Cretton’s ending suggests everything is going to be hunky-dory, but how can it be? Rex and Rose Mary have scarred their children, in one case quite literally. As the cheery music swells and everyone laughs over their Thanksgiving dinner in the last shot, the image seems incompatible with how we feel. In reality, the family lives with the imbalanced memories of parents that were both joyfully irresponsible and frighteningly unstable. Rather than admit it’s more complicated with an optimistic attitude toward an unfortunate situation, the film exalts Rex and Rose Mary with utter absolution. Perhaps this is Jeannette Walls’ take; but if that’s the case, the film has not properly captured her perspective. Only the actors’ power to convey the necessary emotional heft of a given scene feels real, regardless of how the screenplay sometimes reads like a made-for-TV melodrama. Most of the child actors—especially Ella Anderson, who has the most screentime playing Jeannette as a preteen who gradually realizes, through her blinding love for her daddy, that he’s not doing his job as a father—outperform the adults.
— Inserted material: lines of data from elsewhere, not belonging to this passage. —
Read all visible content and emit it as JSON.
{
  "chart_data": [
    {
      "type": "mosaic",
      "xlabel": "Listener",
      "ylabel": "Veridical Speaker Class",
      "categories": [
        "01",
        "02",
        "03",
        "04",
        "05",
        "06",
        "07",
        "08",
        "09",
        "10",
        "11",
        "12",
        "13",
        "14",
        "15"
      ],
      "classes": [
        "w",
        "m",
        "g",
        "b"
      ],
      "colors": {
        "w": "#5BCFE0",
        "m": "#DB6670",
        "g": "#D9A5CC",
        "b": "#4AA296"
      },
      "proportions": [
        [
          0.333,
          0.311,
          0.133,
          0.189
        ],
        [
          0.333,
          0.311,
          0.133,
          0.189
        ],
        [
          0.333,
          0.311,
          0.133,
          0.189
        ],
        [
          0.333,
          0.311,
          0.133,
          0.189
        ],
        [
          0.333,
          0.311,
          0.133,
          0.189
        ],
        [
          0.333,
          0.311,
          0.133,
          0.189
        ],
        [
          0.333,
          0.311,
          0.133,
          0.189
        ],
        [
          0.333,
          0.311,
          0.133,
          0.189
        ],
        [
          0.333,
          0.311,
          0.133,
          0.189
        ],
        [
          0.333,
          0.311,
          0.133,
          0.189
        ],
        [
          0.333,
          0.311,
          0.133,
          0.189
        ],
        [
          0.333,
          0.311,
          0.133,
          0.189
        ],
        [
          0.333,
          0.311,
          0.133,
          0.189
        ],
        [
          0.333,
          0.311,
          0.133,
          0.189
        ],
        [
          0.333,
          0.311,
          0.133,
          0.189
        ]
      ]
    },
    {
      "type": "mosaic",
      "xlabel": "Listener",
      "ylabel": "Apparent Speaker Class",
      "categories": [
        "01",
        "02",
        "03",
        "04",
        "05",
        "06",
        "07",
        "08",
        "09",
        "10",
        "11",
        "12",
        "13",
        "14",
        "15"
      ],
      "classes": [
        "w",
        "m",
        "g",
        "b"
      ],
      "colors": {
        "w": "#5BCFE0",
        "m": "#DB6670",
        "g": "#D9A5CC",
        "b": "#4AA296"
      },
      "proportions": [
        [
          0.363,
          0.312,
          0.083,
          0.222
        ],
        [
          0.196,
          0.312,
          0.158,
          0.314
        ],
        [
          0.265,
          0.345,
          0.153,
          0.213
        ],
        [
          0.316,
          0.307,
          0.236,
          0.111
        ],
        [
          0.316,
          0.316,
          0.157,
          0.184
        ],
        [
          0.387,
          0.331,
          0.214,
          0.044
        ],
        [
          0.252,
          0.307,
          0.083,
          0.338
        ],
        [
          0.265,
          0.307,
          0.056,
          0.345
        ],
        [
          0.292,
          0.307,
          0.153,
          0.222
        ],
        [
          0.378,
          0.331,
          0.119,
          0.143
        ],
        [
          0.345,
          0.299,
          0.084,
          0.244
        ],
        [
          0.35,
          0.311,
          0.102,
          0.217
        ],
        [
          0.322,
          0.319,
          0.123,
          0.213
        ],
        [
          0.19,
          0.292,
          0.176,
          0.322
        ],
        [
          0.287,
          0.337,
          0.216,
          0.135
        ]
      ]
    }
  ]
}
Meanwhile, the older actors must endure a series of cheap wigs, dye jobs, and inconsistent accents in a misguided attempt to mimic the real family’s appearance. Larson, Harrelson, and Watts each deliver strong performances, though they’re hampered by the stagey screenplay.
During the end credits of The Glass Castle, the film shifts into documentary footage of Walls and her family. The footage is grainy, unpolished, handheld, and contains an appropriate sense of realism. These few moments suggest everything that the preceding film could have been but wasn’t. Showing the real-life counterparts to dramatized characters is an unfortunate trend in mid-level productions that happen to be based on a true story. Last year, titles like Hacksaw Ridge and Patriots Day included footage of the actual people involved after the dramatized film, and the difference between reality and cinema became a jarring, unpleasant one—serving only to diffuse the effectiveness of these films. Similarly, watching the final camcorder footage of The Glass Castle makes one realize that a vérité style, or at least something more akin to Cretton’s realistic approach on Short Term 12, would have served this material better. Instead, the film’s artificiality exposes its manipulations, rendering them impossible to ignore.